My original answer was flawed. I am replacing it with the following.
The irreducible representations $M_\lambda$ of the symmetric group
$S_n$ are indexed by partitions $\lambda$ of $n$. If $\lambda\neq
\lambda'$ (the conjugate partition to $\lambda$), then the restriction
$N_\lambda$ of $M_\lambda$ to $A_n$ remains irreducible. If
$\lambda=\lambda'$ then $M_\lambda$ splits into two irreps of the same
dimension.
Now $n!/\dim(M_\lambda)$ is the product $H_\lambda$ of the hook
lengths of $\lambda$. Thus $n!/(\dim N_\lambda)$ is either the product
of the hook lengths (when $\lambda\neq \lambda'$) or twice this
product. We are interested in those $\lambda$ that minimize $n!/(\dim
N_\lambda)$. Suppose that $\lambda$ minimizes $n!/(\dim N_\lambda)$
and $\lambda=\lambda'$. Thus this minimum value is
$2H_\lambda$. Remove any corner square from $\lambda$, giving a
partition $\mu$ of $n-1$. Then clearly $H_\mu<2H_\mu<2H_\lambda$. Now
suppose that $\lambda\neq\lambda'$. If $\mu=\mu'$ then we need to show
$2H_\mu<H_\lambda$, which is not always true.

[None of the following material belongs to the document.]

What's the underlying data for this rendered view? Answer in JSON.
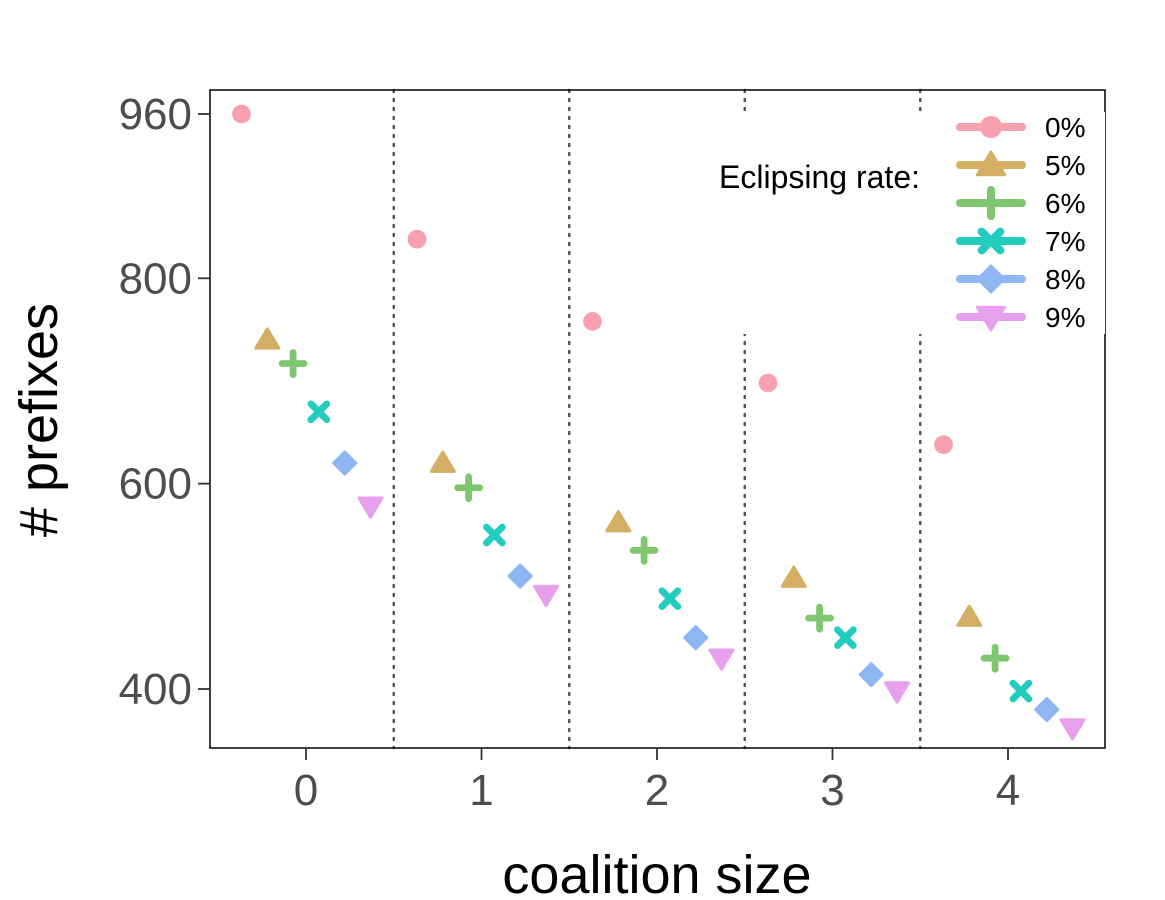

However, it is easy to
see that we can in fact remove a corner square from $\lambda$ so that
$\mu\neq \mu'$ ($n\geq 3$), so $(n-1)!/(\dim N_\mu)=
H_\mu<H_\lambda=n!/(\dim N_\lambda)$. Thus it seems to me that the
numbers $(n!/2)/\mathrm{cd}_n$ are strictly increasing for $n\geq 3$.